Pads that would be versatile, a great all around basic Pad, are not too aggressive, but can be combined with a variety of compounds and polishes to great effect and results would be the 5.5" White Lake Country Thinpro Pads. The degree of correction will then be varied by the Polishes you choose.
Like all other Free Wheeling D/A Machines, it is good to mark the Backing Plate with a Magic Marker, or Sharpie Pen, whichever would be easier to see, so you can keep tabs on Pad Rotation as you polish.
Without Pad rotation, correction efficiency drops to just about zero with such machines.
Regardless that free wheeling machines are pretty safe and foolproof, one should still be in the habit of not polishing directly on top of paint edges, for one, paint is commonly thinner in these areas. It is heat that can burn paint, and yes, a free wheeling D/A can generate a good deal of heat at the panel surface and pad. Same with Badges, and Trim, often today are nothing but Plastic Parts and can be damaged.
And it is heat that can and will shorten a Polishing Pad's life. it is one of the reasons that others have suggested getting a decent number of any particular pad that you'll commonly use.

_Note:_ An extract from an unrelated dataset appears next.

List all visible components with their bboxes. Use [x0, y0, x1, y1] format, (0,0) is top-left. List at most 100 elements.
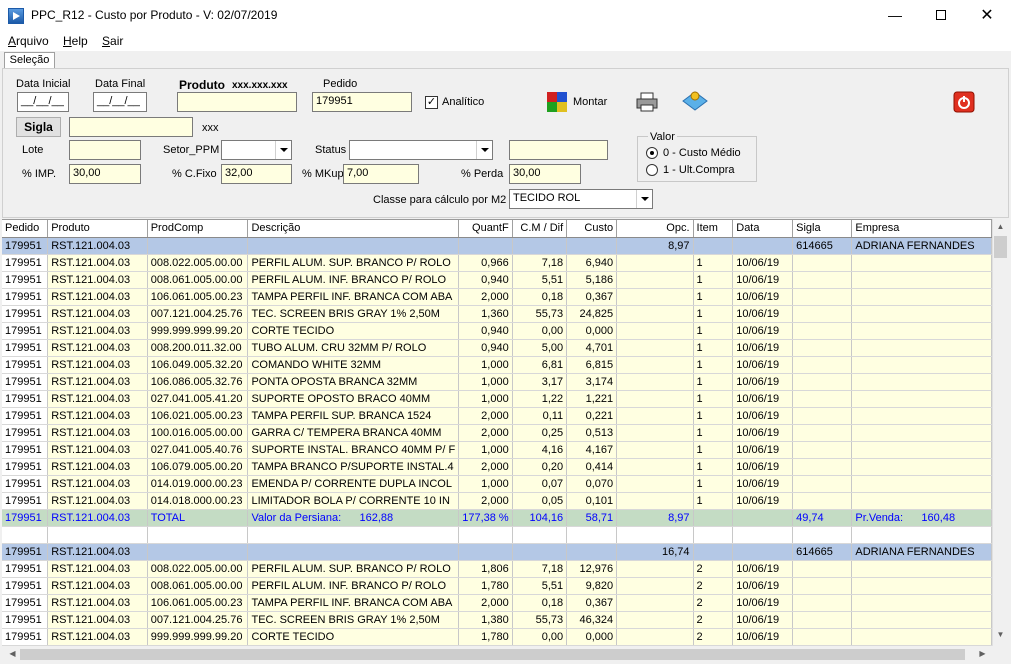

Another reason, and even when cleaning a Pad on the fly with a Towel, or a Brush, Pads become loaded with excessive polishes, and as well contaminants and oxidation that are being removed with the polishing processes. Once they become loaded with polish products, and dirts, you're not going to be working optimally, nor cleanly.
Usually common, that after a couple-few panels, swap out the Pad in use for a fresh clean one, lightly re-prime the pad again, and continue on. 5-6 Pads for one vehicle is not excessive. As Mike Phillips once coined, "In a perfect world, one Panel, one Pad".

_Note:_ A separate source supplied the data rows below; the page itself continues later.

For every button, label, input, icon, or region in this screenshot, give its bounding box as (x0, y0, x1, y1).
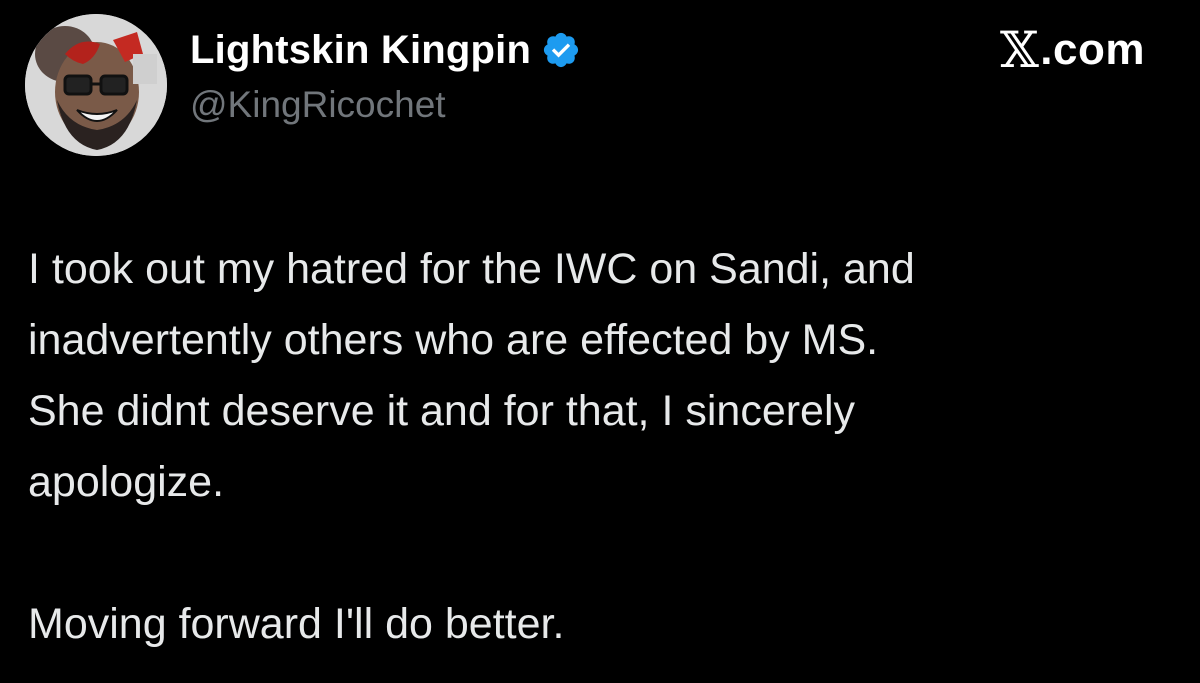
cartoon-face-avatar-icon (25, 14, 167, 156)
tweet-card: Lightskin Kingpin @KingRicochet 𝕏 .com I … (0, 0, 1200, 683)
verified-badge-icon (541, 30, 581, 70)
tweet-text: I took out my hatred for the IWC on Sand… (28, 234, 1168, 660)
brand-domain: .com (1040, 25, 1145, 74)
tweet-line: apologize. (28, 458, 225, 506)
tweet-line: inadvertently others who are effected by… (28, 316, 879, 364)
x-logo-icon: 𝕏 (1000, 21, 1040, 79)
avatar[interactable] (25, 14, 167, 156)
author-name-row: Lightskin Kingpin (190, 22, 581, 78)
tweet-line: Moving forward I'll do better. (28, 600, 565, 648)
author-handle[interactable]: @KingRicochet (190, 84, 446, 126)
x-brand-logo: 𝕏 .com (1000, 22, 1145, 78)
tweet-line: I took out my hatred for the IWC on Sand… (28, 245, 915, 293)
display-name[interactable]: Lightskin Kingpin (190, 28, 531, 73)
tweet-line: She didnt deserve it and for that, I sin… (28, 387, 856, 435)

The less beating a pad gets, the longer it will last. Heat can be a Pad's biggest enemy. Try polishing a vehicle with just 1 or 2 pads, you'll likely be tossing them in the trash after, and as I'm sure you've found, pads are not cheap.
Good Pad Cleaning products do work a whole lot better than cheaper off the shelf All Purpose Cleaners to clean your Pads when done with them.
Masking Tapes of various widths are a very wise acquisition, and should be on hand whenever polishing with a D/A, to mask areas that you do not wish polishes on, or areas that could be prone to damage from the polishing processes. Trim, Rubber, Crevices where Headlights and Tail Lights meet the Body Panels, Door Handles, Badges and Emblems, etc.
Yes, masking is more work which you would do after paint decontamination processes, and just prior to polishing, but will save you work in that you're then not trying to remove staining, product residues loaded in crevices and cracks-seams, or crying because you damaged an emblem or badge-etc.